As well as possible behavioural changes, there may well be an effect on both the way people consult with their physicians, and the effect of onward referrals as a result of consultations following a DTC test. There is evidence from the studies in this review that intending to, or actually having a DTC test was associated with increased consultation (or planned consultation) with health professionals. There are two concerns for consideration here: the first is the level of specialist genetic knowledge in primary care (concerns were expressed in two studies),18, 28 the second is the possible increased cost of health care because of increased demand for consultation and related screening or diagnostic tests.

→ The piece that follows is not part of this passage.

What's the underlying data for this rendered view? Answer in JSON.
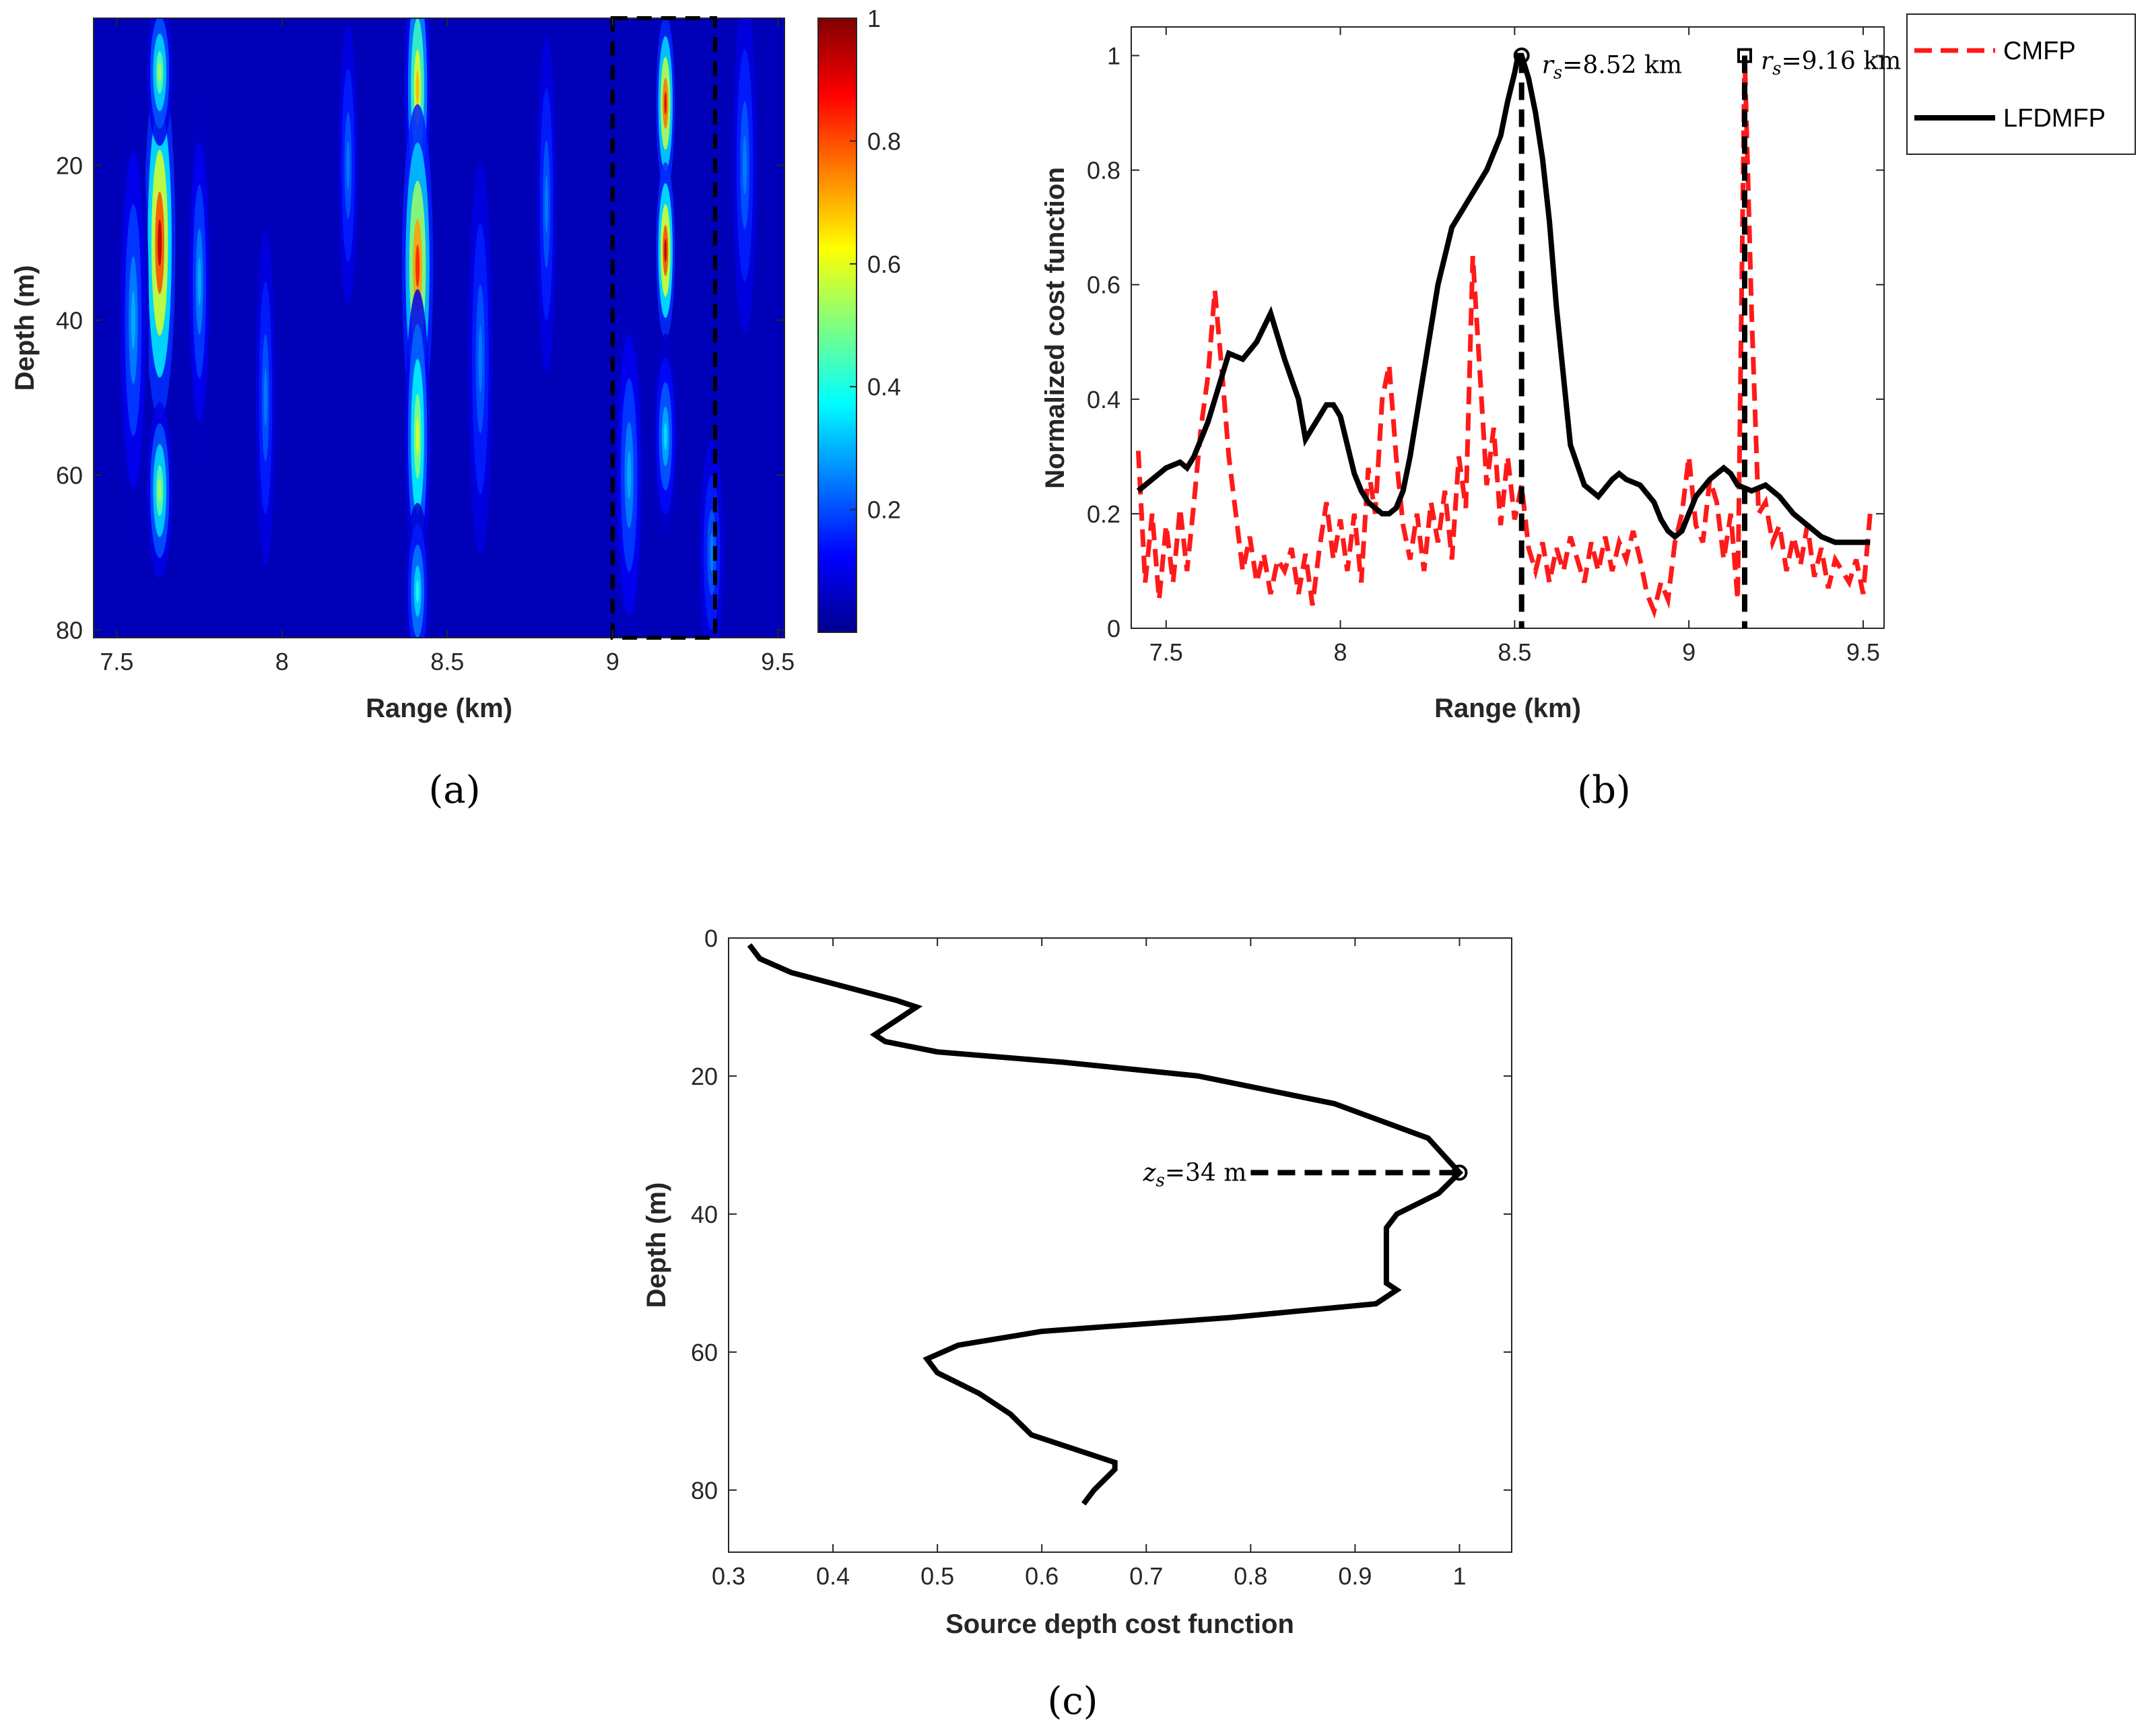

There is evidence that a large percentage of the population use the Internet to access health information.39 A possible outcome of this is that individuals may, as consumers rather than patients, access DTC tests that may not have proven clinical validity or utility. In contrast, individuals consulting a health professional for information on such tests would benefit from the health professional's ability to access information on the clinical validity and utility of these tests.40 Consumers of DTC tests may be exposed to information and advertising material that is not fully informative and some tests based on weak associations. They may therefore be purchasing tests that are of little value related to their health-care management. However, in cases where the testing indicates that an individual is a carrier for a recessive condition or has inherited a mutation that confers significant additional risk (such as a BRCA1 mutation) to the individual and potentially their biological relatives, genetic counselling by a qualified professional will usually be necessary to ensure the information is able to be used by the individual and their family members in a way that promotes their wellbeing.

Conclusions

It is likely that there will be public interest in DTC testing, assuming that awareness increases and this interest will have educational implications, both for certain sectors of the general population and for health-care professionals. Factors such as age, professional status, marital status and health information seeking behaviour have been cited as predictors of not only awareness, but level of knowledge and perception of risks. For this reason, more research is needed to identify the experiences of actual users of DTC tests. Unfortunately, there may be few users and they may not be easy to reach if they are motivated to guard their privacy by bypassing a health-care professional, to avoid information being incorporated into their medical record. Companies may also be keen to safeguard their own clientele.32

Finally, a public that is more aware and knowledgeable will need to be well informed about issues such as privacy, the quality of DTC tests and the evidence that supports them. However, those who wish to consult a health-care professional following a DTC test for evidence-based advice on their future health care and lifestyle will inevitably place additional pressures on the health service.